Par suite, le jugement entrepris doit être confirmé, s'agissant de la déclaration de culpabilité du prévenu.

S'agissant de la sanction à infliger au prévenu, il apparaît que les faits remontent à présent à plusieurs années, ont été relativement circonscrits et qu'à présent, Hassan X a quitté ce secteur d'activité en sorte que la répression sera plus justement assurée par une peine de jour-amende comme il sera précisé au dispositif qui suit. Le jugement entrepris sera réformé en ce sens.

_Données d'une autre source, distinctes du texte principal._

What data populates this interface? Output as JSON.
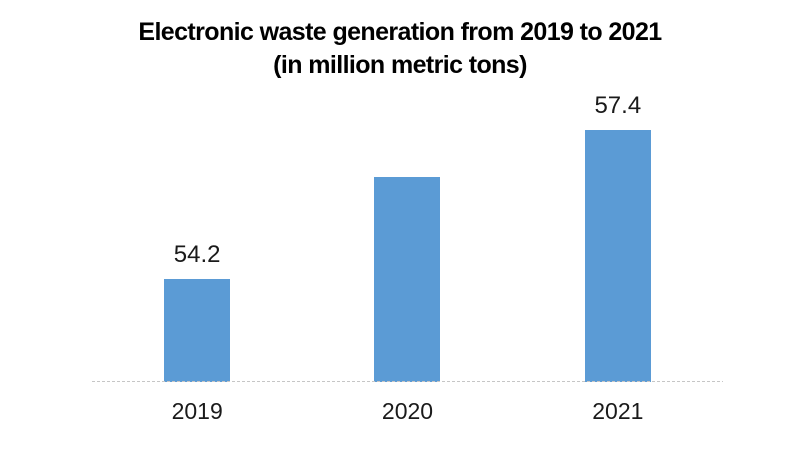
{
  "title": {
    "line1": "Electronic waste generation from 2019 to 2021",
    "line2": "(in million metric tons)"
  },
  "chart_data": {
    "type": "bar",
    "title": "Electronic waste generation from 2019 to 2021 (in million metric tons)",
    "categories": [
      "2019",
      "2020",
      "2021"
    ],
    "values": [
      54.2,
      56.4,
      57.4
    ],
    "data_labels": [
      "54.2",
      "",
      "57.4"
    ],
    "xlabel": "",
    "ylabel": "",
    "ylim": [
      52,
      58
    ],
    "y_axis_shown": false,
    "grid": false,
    "legend": false
  },
  "colors": {
    "bar": "#5B9BD5",
    "title_text": "#000000",
    "label_text": "#1a1a1a",
    "axis_line": "#c6c6c6",
    "background": "#ffffff"
  }
}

Par ces motifs, LA COUR, statuant publiquement, par arrêt contradictoire; Déclare les appels recevables; Confirme le jugement rendu par le Tribunal correctionnel de Lille le 4 mai 2007 s'agissant de la déclaration de culpabilité de Hassan X; Le reforme sur la peine; Et statuant à nouveau : Condamne Hassan X à la peine de 100 jours-amende à raison de 30 euro par jour; Il est rappelé au condamné que le montant global de l'amende sera exigible à l'expiration du délai correspondant au nombre de jours-amende prononcés et que le défaut total ou partiel de paiement de ce montant entraînera son incarcération pour une durée correspondant au nombre de jours-amende impayés (article 131-25 du Code pénal); Dit que la présente décision est assujettie à un droit fixe de procédure de 120 euro dont est redevable le condamné.